Geodetical and seismological evidences of stress transfer between Mauna Loa and Kilauea

Different studies evidenced an anticorrelated pattern behavior the activity of Mauna Loa and Kilauea  volcanoes. We quantitatively demonstrate the existence of this pattern by using DInSAR SBAS time series, areal strain of horizontal GPS components and the spatial distribution of hypocenters. The DInSAR time series have been studied by using the Independent Component Analysis (ICA) statistical algorithm revealing an anticorrelated ground deformation pattern between sources located at shallow depths beneath Mauna Loa and Kilauea. Furthermore, ICA showed another independent source beneath Kilauea alone, being located at greater depth. A similar pattern was observed in the time series of areal strain of GPS data as well as by spatial distribution of earthquakes depths.

The anticorrelated behaviour of both volcanoes, has been explained by the crustal-level interaction of pulses of magma that cause pressure variations in shallow magma system [1]. Another explanation for this peculiar behaviour is due to the interaction by pore pressure diffusion in a thin accumulation layer of the asthenosphere [2]. Geochemical and petrological studies [5] however, points at the existence of separate reservoirs for Mauna Loa and Kilauea.

The aim of this work is to explain the mechanism that allows the crustal-level relationship between shallow ground deformation sources of both volcanoes. We applied inverse modelling to determine the geometries of the magmatic reservoirs beneath Mauna Loa and Kilauea and their dynamics. This method revealed to be a useful tool to better understand the dynamics and represent the interaction between Mauna Loa and Kilauea.  

Our results indicate that the interaction between ground deformation sources of Mauna Loa and Kilauea occurs at shallower depths, therefore we excluded a direct interconnection between their magmatic systems and, instead, we postulate a stress transfer mechanism that explain this interaction. This mechanism has been postulated by several authors to explain the intrusions along rift zones and the interaction between earthquakes and eruptions in these two volcanoes [3, 4]. The magma ascent in Mauna Loa edifice creates a stress field in Kilauea which makes more difficult for the magma to ascent into its shallower reservoir. The same mechanisms could act in an opposite scenario.
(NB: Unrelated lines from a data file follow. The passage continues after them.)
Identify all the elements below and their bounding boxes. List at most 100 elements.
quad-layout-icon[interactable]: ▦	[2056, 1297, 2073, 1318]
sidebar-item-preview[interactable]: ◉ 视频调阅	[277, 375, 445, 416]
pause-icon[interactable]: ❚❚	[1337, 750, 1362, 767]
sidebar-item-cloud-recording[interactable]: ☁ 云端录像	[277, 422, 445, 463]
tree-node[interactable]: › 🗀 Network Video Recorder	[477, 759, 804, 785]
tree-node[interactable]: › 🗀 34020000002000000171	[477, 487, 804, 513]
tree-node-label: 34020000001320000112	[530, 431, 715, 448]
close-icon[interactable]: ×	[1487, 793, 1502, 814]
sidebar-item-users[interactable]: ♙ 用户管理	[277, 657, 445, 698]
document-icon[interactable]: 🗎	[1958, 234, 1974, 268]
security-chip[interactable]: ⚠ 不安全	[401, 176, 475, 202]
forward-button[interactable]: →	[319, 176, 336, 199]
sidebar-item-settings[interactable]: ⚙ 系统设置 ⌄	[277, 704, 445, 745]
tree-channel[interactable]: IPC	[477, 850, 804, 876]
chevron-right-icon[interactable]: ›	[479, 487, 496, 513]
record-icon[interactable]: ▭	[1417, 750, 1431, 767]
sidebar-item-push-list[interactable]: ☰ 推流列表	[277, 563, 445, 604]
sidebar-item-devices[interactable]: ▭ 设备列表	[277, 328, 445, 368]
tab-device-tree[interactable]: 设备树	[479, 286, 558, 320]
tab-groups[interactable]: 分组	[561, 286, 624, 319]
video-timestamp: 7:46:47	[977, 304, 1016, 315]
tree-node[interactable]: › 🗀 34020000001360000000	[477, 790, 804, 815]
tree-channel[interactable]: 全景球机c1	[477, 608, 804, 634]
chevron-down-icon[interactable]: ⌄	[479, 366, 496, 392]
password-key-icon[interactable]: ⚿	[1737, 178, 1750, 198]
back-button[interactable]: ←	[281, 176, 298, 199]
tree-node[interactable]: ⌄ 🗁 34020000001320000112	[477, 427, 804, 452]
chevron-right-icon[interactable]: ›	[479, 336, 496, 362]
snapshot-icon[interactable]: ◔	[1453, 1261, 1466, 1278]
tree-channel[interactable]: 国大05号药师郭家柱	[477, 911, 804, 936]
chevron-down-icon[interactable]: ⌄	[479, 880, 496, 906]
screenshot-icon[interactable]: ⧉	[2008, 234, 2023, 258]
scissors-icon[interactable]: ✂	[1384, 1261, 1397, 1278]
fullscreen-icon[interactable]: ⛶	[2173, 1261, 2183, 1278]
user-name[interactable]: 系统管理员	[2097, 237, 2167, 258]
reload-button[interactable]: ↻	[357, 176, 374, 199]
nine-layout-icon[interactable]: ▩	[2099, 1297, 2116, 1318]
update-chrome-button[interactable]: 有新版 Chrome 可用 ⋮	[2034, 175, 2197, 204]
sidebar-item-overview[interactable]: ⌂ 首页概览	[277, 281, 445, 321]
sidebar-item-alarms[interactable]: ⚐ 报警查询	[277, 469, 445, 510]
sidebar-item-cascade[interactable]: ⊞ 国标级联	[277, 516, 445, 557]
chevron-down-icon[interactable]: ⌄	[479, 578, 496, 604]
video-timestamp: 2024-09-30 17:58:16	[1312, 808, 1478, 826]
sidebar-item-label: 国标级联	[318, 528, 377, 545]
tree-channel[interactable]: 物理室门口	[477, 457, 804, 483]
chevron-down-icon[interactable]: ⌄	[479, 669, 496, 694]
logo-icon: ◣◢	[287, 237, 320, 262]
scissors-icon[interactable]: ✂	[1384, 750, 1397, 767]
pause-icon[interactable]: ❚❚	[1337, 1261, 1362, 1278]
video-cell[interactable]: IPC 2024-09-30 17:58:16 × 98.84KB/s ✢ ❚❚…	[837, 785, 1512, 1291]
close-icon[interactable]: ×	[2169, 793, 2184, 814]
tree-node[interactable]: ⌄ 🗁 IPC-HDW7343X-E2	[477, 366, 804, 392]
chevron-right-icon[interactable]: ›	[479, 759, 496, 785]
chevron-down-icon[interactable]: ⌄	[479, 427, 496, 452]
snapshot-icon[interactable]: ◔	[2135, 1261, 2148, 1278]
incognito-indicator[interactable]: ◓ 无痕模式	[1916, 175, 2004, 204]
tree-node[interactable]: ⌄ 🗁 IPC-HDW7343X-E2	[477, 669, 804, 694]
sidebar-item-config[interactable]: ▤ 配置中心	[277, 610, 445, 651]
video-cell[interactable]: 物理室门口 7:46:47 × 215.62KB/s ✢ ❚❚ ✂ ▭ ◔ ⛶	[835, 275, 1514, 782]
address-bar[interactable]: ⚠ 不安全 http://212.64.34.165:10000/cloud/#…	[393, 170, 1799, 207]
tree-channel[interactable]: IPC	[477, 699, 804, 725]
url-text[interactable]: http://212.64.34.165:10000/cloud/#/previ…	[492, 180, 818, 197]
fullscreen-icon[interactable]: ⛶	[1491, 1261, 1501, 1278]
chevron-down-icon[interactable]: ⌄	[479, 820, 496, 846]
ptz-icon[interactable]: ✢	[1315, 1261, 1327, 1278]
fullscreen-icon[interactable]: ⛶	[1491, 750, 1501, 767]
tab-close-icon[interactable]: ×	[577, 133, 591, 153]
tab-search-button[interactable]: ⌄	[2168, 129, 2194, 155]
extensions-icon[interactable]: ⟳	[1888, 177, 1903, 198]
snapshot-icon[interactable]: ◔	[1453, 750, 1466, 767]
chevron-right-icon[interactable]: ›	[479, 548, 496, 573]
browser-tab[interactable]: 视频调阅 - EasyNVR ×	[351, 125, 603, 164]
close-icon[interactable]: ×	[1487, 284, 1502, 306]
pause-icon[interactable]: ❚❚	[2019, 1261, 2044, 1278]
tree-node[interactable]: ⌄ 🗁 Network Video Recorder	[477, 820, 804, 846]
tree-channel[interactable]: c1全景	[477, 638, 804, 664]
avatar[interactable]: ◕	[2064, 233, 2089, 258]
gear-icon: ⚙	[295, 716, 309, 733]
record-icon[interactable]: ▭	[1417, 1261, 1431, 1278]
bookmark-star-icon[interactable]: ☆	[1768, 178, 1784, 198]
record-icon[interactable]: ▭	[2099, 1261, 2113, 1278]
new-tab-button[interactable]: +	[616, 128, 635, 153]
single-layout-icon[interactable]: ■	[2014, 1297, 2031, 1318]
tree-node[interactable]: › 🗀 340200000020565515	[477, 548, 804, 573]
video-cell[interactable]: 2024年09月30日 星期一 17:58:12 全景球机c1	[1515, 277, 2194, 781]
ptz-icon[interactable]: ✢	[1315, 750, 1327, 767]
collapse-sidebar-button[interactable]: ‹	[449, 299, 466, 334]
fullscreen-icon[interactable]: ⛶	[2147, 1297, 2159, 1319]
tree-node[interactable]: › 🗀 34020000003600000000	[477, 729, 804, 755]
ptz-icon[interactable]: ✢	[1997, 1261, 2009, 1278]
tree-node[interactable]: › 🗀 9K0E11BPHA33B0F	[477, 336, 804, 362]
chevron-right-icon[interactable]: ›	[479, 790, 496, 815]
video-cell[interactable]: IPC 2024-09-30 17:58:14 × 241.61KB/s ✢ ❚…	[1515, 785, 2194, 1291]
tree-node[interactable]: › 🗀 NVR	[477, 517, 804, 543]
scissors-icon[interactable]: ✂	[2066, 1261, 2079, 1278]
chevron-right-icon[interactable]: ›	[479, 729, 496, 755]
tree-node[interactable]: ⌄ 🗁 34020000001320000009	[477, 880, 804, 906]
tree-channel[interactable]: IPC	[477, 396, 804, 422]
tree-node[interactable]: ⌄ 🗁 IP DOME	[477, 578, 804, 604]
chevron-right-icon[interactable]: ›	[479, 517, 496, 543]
[1] A. Miklius and P. Cervelli, “Interaction between Kilauea and Mauna Loa,” Nature, vol. 421, no. 6920, pp. 229–229, 2003.

[2] H. M. Gonnermann, J. H. Foster, M. Poland, C. J. Wolfe, and B. A. Brooks, “Coupling at Mauna Loa and Kilauea by stress transfer in an asthenospheric melt layer,” Nat. Geosci., vol. 5, no. 11, pp. 826–829, 2012.

[3] P. Amelung, F., Yun, S.H, Walter, T. and Segall, “Stress Control of Deep Rift Intrusion at Mauna Loa Volcano, Hawaii,” Science (80-. )., vol. 316, no. MAY, pp. 1026–1030, 2007.

[4] D.A. Swanson, W. A. Duffield, and R.S. Fiske, “Displacement of the south flank of Kilauea Volcano: the result of forceful intrusion of magma into the rift zones,” U.S. Geol. Surv. Prof. Pap. 963, p. 39 p.1976.

[5] J.M. Rhodes and S. R. Hart, “Episodic trace element and isotopic variations in historical mauna loa lavas: Implications for magma and plume dynamics,” Geophys. Monogr. Ser.,vol. 92, pp. 263–288,1995.